Art assumes very few common understandings. Yes, art often draws from already established cultural icons and history, but art remains art well after a generation has passed and carried its touchstones with it. Art may be a product of the past, but it is always in the present and speaks to the present (while not being limited by it).
An artist produces something that she was compelled to produce. She may be compelled by rage, joy, any number of other emotions, by money, or even by a teacher assigning a project. The production of art is not accidental. When it is, the artist is still compelled to view it as art. At some point, art becomes intentional, even if the execution of it is mistake-riddled.
The more open-ended the external assignment, the more a piece says about its creator. But even in a precise assignment, the creator still leaves her “print”. The starting point, the point at which the artist knows the piece is done, and all points inbetween say something about the artist, their experiences, their subconscious, their understandings, their influences, their philosophy, their level of cynicism, their commitment to and investment in the piece (and what that says about the artist)….

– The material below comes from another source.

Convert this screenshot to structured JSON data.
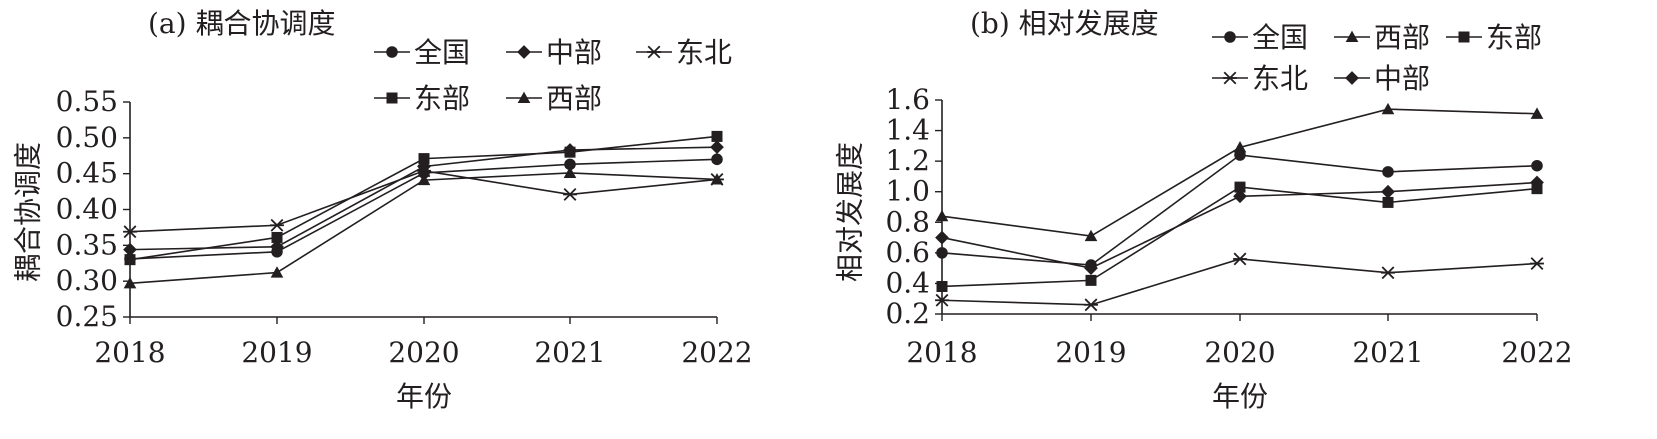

[I have written very few lyrics that are literally about what has happened to me. Under one, two, or three surfaces, my personality and life story is revealed. And even more about me can be understood through my melodies and harmonic structures.]
I was having a conversation with a friend, Tom Glenne, and I told him about a realization I had about a song of mine. “You’re Going Down”, it turns out, was about me, something I hadn’t realized before. In response he said, and I am paraphrasing, “What you say about other people is also true of you”. The wisdom in this is amazing. This is true in art as well.
The creator is always saying something about herself, even if she is not the subject of the piece. The viewer/listener experiences the art with all of his biases intact. The conversation is, how do you feel about this and what does that say about you?
All conversation is about you and your emotional attachments, or someone else who matters to you for whatever reason, and her emotional attachments. Gossip is about you. The news is about you. You attempt to meet in the middle, with the common understanding of language serving as the medium.
Art is a form of communication using media that may include a common understanding of language. But art only partly, if at all, relies on it. The rest of the communication comes from a reflective emotional response.